It seems that we have left an August story unfinished. Perhaps, because the ending is sad it was particularly easy to avoid writing and let ourselves be carried along by the flow of quotidian demands until unusual events quickened the current and turned it to white water at year’s end, leaving August far behind. By the time we successfully navigated the metaphor to arrive in calmer waters again, we had quite forgotten that we had left our readers with a bit of a cliffhanger. In brief, the Angharad Experiment failed and Dorcas died. With no particular timeline (can not be bothered to check notes) the ordered events, including a recap, are:

  • Dorcas had a queen in June. We even saw her!
  • We could not find her in August but did find three queen cells on two frames.
  • We made a nuc, wee Angharad, including the frame with two cells and left the other in Dorcas. Splitting just like real beekeepers!
  • The queen cell in Dorcas opened at bottom indicating that a queen emerged but we never found any new brood in Dorcas.
  • The queen cells in Angharad remained unchanged. We emptied Angharad by putting all comb back into Dorcas.
  • One queen cell ripped open from the side indicated a queen killing competition. The other queen cell was unchanged and the only capped brood seen were drones.
  • Time goes by and with only drone comb seen, we feared laying workers so we dumped, brushed, and blew bees off each comb in Dorcas and installed it in Clarissa. Then we moved the Dorcas hive far away.

And so we entered the winter with only two hives, Beatrix and Clarissa, both of which have survived into mid-May. We have removed their winter insulation in spite of the occasional snow flurry.

Beatrix is booming as always and with a few queen cells under construction. She will surely swarm if we do not split her but we were ill prepared to do so during the inspection and now weather has turned cold again.

Clarissa is confusing. The follower board position reminds us that she had expanded nearly as much as Beatrix. But only the first half of the hive seems to hold a busy colony. The latter half is empty moldy comb, which we are assured the bees will clean up.

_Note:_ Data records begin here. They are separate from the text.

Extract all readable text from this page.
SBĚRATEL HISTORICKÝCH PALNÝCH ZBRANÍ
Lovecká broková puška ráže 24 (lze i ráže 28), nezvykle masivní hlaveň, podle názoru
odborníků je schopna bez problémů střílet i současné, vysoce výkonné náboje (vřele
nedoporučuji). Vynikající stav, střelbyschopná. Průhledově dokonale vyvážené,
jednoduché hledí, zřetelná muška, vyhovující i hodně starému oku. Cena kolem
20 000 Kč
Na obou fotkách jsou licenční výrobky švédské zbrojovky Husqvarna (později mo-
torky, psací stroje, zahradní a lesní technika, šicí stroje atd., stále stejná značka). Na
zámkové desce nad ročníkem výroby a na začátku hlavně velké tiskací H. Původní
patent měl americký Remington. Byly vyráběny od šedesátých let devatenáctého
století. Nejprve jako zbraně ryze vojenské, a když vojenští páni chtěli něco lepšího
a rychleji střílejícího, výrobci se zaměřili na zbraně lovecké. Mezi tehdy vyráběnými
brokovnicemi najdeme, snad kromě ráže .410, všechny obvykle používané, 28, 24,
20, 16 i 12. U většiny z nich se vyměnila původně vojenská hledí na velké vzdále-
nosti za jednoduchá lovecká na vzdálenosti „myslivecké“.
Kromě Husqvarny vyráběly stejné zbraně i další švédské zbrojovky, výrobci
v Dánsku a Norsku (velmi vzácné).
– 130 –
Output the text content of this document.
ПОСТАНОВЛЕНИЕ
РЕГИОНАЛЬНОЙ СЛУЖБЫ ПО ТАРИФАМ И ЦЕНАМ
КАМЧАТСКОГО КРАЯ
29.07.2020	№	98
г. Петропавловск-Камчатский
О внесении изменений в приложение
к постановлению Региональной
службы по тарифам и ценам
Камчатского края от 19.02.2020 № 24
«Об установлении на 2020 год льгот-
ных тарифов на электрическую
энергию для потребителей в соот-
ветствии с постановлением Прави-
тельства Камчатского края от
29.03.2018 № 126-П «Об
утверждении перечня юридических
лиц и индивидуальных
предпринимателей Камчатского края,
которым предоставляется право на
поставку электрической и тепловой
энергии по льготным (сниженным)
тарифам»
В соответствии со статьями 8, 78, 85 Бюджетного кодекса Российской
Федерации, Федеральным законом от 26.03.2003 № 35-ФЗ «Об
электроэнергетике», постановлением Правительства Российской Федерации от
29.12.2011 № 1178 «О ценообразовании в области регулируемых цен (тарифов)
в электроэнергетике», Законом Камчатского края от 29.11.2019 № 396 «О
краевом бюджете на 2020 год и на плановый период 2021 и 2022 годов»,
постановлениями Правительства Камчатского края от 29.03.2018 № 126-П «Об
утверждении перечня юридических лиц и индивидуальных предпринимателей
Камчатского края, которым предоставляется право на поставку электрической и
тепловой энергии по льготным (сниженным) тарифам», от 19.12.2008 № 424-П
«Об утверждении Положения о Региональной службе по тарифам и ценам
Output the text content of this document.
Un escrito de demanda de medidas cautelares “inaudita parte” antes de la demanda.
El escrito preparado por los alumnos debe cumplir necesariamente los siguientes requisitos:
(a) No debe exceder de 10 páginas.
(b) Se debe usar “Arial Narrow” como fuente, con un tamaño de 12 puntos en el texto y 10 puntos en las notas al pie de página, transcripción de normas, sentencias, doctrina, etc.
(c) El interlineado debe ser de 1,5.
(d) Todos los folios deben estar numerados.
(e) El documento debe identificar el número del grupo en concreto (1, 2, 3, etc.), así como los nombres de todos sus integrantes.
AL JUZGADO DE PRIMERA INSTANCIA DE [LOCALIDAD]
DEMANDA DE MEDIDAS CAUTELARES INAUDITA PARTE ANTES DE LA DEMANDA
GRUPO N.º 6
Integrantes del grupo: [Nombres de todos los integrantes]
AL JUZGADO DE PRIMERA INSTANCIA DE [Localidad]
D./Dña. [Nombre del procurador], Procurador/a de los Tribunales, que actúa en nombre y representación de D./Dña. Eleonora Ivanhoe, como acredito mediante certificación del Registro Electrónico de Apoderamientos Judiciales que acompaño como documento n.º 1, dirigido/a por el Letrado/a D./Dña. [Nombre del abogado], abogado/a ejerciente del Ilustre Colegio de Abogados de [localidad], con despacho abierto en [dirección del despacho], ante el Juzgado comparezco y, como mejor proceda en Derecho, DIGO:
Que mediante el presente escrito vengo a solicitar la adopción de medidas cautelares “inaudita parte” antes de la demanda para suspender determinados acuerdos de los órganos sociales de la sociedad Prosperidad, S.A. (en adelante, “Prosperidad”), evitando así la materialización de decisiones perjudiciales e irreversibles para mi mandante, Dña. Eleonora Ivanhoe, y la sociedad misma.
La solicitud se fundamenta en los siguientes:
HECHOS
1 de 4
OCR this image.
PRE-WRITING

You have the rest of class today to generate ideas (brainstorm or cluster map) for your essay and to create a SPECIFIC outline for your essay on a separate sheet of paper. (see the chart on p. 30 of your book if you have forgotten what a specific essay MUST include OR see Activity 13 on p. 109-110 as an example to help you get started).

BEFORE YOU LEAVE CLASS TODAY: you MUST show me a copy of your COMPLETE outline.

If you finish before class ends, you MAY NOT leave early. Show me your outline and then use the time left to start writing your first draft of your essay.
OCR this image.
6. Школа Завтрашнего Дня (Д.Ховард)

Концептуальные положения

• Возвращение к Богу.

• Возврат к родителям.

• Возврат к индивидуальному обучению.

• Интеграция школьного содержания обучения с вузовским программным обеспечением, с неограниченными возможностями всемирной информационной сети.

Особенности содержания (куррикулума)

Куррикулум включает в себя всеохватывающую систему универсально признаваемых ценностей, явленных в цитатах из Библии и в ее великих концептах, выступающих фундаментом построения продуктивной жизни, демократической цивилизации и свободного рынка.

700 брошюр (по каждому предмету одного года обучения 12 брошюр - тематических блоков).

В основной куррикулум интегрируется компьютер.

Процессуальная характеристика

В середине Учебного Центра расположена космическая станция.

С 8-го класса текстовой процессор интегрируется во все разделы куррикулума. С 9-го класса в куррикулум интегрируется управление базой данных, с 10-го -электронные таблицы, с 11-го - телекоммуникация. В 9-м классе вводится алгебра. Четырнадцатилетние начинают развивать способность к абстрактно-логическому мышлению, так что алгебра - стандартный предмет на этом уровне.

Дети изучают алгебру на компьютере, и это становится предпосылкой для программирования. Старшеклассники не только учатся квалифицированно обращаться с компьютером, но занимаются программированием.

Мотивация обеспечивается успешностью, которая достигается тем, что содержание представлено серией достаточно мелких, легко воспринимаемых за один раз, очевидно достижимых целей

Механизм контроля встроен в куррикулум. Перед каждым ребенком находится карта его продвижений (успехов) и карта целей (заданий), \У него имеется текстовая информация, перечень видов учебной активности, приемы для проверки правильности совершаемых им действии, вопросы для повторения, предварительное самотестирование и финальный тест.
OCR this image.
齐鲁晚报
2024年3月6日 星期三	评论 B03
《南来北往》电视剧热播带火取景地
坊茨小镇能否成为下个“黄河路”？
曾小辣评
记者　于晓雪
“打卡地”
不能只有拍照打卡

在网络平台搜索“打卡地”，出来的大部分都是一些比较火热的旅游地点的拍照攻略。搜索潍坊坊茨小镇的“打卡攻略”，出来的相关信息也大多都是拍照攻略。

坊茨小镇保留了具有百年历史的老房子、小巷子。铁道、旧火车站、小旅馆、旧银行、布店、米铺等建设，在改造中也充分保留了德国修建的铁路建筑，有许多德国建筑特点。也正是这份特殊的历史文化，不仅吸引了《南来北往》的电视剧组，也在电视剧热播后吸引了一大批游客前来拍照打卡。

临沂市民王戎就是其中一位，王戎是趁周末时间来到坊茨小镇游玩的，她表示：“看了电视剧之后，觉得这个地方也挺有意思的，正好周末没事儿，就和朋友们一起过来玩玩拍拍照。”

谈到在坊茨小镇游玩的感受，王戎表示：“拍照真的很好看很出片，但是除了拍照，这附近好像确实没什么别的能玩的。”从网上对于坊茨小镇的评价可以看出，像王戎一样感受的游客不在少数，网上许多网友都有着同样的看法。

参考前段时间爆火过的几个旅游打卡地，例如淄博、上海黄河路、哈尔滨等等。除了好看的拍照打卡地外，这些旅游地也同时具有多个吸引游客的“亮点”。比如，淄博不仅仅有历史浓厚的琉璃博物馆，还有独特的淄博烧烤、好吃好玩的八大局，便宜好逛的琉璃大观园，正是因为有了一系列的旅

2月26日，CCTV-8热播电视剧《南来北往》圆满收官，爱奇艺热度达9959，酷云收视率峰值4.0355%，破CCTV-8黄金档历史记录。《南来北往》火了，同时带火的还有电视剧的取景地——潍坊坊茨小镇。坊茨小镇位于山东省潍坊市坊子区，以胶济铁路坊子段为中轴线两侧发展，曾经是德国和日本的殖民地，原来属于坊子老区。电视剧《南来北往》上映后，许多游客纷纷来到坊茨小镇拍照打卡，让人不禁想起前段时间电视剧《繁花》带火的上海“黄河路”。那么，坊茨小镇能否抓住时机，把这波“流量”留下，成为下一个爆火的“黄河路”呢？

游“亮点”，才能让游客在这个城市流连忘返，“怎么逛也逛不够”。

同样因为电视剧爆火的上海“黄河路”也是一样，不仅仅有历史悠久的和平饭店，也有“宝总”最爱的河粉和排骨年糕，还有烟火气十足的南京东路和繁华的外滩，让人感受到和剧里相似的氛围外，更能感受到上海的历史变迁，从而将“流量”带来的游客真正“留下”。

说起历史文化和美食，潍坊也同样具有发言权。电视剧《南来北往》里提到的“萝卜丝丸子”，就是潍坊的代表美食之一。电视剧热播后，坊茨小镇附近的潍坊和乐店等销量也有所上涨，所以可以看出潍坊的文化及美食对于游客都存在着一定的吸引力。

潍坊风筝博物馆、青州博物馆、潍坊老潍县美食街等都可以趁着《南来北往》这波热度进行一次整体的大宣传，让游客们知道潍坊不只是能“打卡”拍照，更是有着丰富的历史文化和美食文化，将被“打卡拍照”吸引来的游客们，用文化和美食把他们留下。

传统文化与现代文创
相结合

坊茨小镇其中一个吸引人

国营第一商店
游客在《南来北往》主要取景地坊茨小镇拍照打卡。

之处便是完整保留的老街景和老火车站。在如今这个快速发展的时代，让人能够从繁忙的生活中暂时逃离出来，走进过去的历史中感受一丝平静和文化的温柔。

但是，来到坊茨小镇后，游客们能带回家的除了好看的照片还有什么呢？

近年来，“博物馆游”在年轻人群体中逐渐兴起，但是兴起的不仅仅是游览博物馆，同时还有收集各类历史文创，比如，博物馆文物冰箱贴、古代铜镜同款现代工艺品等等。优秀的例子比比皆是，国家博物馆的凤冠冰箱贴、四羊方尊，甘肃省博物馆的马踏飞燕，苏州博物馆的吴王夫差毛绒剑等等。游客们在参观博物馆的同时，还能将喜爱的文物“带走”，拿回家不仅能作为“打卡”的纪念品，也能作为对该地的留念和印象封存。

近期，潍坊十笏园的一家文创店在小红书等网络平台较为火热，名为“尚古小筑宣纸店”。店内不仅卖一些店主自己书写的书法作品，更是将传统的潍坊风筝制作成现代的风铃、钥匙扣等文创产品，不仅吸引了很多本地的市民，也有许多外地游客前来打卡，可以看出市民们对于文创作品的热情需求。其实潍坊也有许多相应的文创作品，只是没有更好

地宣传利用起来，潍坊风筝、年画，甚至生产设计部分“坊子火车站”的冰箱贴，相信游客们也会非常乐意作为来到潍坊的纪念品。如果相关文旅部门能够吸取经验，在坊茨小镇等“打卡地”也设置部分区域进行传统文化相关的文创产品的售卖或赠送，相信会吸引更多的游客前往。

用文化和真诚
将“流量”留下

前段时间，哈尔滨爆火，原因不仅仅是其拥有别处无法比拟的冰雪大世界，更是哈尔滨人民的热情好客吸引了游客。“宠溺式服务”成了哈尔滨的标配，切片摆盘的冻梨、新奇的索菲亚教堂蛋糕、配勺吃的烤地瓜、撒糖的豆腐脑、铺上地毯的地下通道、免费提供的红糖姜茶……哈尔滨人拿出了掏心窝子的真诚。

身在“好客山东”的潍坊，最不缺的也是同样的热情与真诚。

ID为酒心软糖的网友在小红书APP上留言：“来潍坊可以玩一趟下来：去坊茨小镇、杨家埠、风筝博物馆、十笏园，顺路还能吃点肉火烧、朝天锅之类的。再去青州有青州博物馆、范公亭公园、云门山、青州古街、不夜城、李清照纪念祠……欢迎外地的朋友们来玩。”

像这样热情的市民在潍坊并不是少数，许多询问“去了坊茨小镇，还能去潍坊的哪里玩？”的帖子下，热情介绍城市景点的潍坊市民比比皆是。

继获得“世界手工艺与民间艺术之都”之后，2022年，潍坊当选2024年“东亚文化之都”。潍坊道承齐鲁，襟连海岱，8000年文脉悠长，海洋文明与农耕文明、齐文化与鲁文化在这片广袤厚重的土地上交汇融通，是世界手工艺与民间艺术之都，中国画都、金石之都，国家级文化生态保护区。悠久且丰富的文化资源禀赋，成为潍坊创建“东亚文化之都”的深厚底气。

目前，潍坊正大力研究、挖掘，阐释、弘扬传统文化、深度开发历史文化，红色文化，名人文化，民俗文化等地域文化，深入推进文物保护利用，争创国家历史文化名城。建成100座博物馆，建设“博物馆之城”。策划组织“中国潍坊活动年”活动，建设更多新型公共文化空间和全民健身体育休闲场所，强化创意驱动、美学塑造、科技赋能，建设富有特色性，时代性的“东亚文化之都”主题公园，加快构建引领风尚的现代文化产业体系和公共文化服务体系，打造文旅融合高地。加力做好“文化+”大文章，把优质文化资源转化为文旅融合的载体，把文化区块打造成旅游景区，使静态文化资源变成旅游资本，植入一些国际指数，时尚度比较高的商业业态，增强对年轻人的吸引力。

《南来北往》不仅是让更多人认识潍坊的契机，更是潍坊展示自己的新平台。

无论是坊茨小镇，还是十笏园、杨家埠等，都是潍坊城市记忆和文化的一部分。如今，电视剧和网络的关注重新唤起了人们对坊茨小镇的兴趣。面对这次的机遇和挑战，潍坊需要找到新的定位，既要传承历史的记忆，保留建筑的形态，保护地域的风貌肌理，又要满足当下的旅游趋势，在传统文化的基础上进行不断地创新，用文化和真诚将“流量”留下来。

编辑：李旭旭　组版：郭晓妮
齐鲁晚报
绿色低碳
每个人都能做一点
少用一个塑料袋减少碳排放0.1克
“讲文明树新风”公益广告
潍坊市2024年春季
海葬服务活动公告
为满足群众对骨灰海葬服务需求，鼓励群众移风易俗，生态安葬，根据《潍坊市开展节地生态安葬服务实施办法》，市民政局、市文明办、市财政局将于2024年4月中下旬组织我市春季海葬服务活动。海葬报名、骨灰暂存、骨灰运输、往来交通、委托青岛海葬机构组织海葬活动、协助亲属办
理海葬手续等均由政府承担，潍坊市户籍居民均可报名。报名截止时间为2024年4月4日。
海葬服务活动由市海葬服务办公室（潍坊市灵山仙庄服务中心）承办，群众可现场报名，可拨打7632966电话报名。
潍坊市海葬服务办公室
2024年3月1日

Dorcas is yet empty but in position and open for occupancy. She does hold one frame of comb among the empty bars and we put a drop or two of lemony-smelling supplement into her entrance. We have since seen bees take a serious, continued interest in her. If we can not find occasion to actively split Beatrix her cast may migrate to Dorcas on their own.

Frankie is likewise empty and waiting. She has been spontaneously occupied before. It would be much to expect that lightning again even as we hope it will strike Dorcas.

We have also inherited the hive stand we made for our now-moved-away niece. It needed a little attention and is now next to Frankie, ready to receive any nucs we may be able to make this season. It is unlike us to be so optimistic but better to be ready in case of good luck than scrambling to repair and deploy equipment.